A Plethora Of Unnecessary Hysterectomies

Recent reports that a Consultant Gynaecologist removed the womb of a woman without consent, is not a very unusual occurrence in the field of clinical negligence. Caroline Richmond, the woman at the centre of the GMC complaint, is only one of a significant number of women who, over many years, have undergone hysterectomies, without receiving adequate information.

It is a fact, accepted by numerous medical practitioners, that there are many women of child bearing age (and who have not completed their families) suffering from fibroids, who have undergone hysterectomies in the absence of knowing or being told, that there were alternative possible treatments that may have been appropriate. One such recent treatment is fibroid embolisation. Advice that a patient should have a prophylactic hysterectomy to prevent fibroids becoming malignant, may be incorrect. It is known that a number of patients were put in this position by their Gynaecologists.

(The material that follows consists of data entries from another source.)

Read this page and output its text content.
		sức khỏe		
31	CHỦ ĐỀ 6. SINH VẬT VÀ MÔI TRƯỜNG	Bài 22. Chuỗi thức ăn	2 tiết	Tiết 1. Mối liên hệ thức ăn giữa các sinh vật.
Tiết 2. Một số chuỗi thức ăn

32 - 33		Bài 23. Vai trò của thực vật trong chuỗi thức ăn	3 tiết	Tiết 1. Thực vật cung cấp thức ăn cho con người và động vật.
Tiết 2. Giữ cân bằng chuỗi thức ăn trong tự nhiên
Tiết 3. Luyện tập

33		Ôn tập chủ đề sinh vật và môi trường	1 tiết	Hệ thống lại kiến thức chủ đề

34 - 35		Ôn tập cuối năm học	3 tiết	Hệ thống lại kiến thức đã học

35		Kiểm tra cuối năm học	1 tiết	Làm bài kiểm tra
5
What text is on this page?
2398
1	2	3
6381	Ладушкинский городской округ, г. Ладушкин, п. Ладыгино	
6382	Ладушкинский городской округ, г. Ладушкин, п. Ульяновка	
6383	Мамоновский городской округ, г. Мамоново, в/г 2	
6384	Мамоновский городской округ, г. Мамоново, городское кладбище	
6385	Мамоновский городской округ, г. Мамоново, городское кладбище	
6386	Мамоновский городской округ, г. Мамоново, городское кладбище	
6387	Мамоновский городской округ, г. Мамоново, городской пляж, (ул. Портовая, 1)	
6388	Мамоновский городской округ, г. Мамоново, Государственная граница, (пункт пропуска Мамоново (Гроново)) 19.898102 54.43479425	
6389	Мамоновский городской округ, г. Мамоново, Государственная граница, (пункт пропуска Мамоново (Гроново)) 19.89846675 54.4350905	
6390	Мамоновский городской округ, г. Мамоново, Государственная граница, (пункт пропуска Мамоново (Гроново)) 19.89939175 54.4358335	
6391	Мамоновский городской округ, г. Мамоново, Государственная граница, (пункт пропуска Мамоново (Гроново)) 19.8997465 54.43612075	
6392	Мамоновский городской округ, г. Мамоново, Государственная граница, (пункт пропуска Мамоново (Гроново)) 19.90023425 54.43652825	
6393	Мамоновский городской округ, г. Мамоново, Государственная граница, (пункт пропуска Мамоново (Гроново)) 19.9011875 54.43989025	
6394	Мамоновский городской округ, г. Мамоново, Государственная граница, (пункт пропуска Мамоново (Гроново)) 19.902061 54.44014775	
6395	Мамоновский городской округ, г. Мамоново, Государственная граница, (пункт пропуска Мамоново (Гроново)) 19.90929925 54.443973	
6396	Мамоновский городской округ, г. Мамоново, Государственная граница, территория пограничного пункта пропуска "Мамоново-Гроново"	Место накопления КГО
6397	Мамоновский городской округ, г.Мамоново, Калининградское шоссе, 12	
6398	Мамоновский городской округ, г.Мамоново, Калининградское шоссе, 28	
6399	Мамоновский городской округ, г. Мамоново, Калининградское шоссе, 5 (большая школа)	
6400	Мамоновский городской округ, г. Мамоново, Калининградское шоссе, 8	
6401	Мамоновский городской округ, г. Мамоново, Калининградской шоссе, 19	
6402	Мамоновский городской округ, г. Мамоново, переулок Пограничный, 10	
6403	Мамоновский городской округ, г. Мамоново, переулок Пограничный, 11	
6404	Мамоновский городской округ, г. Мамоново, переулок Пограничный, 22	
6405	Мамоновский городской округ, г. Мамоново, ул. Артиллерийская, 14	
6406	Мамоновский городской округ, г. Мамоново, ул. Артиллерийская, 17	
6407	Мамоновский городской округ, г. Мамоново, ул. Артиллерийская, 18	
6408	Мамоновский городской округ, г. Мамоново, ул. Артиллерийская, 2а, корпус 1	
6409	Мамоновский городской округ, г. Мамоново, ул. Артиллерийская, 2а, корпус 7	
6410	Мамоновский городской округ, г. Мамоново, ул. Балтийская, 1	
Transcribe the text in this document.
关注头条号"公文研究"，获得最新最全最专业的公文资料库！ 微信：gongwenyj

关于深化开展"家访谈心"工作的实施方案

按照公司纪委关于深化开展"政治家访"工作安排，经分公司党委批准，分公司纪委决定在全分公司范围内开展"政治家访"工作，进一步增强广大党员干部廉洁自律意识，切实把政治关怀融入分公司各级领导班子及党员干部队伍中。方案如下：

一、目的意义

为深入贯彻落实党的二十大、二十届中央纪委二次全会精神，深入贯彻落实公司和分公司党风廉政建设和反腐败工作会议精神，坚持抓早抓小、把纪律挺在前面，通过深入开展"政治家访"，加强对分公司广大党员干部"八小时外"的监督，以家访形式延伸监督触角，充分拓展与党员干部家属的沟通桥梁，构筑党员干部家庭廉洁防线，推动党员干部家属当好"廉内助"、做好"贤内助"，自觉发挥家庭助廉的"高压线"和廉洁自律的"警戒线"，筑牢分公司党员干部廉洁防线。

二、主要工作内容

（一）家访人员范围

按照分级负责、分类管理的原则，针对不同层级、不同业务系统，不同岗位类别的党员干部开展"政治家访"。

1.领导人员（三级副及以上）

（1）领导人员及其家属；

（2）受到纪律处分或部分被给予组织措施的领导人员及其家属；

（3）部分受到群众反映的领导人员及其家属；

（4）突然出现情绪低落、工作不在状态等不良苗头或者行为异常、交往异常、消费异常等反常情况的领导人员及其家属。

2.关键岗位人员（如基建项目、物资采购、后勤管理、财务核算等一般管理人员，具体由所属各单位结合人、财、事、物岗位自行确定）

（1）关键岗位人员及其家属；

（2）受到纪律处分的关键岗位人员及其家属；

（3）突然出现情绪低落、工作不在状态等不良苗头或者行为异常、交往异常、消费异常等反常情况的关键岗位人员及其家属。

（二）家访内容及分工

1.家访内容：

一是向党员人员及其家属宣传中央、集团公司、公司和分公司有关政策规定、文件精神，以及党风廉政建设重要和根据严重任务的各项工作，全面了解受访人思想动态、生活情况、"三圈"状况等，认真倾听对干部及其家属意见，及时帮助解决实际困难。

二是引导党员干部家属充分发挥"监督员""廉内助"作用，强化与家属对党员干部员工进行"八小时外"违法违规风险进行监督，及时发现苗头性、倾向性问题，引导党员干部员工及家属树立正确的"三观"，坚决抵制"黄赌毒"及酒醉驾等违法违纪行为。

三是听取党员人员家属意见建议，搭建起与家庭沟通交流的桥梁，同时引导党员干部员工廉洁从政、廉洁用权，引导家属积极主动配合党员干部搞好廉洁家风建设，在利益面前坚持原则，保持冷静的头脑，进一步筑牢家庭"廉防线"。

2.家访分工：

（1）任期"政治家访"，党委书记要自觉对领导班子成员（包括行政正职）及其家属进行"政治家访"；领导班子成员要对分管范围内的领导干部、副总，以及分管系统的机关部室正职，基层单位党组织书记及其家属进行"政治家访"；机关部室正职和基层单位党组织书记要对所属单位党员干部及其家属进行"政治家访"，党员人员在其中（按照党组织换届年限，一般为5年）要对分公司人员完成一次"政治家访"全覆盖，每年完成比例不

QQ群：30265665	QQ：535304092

The following are treatment options for fibroids:-

  • Drug therapy
  • Myomectomy (removal of fibroids alone and not the entire uterus). Most commonly used in younger women who wish to maintain their ability to have a child - whether performed by hysteroscopic, laparoscopic or abdominally.
  • Hysterectomy (whether vaginal, laparoscopic or open surgical procedure).
  • Uterine fibroid embolisation; which is a new approach and undertaken by Interventionist Radiologists in specific NHS centre.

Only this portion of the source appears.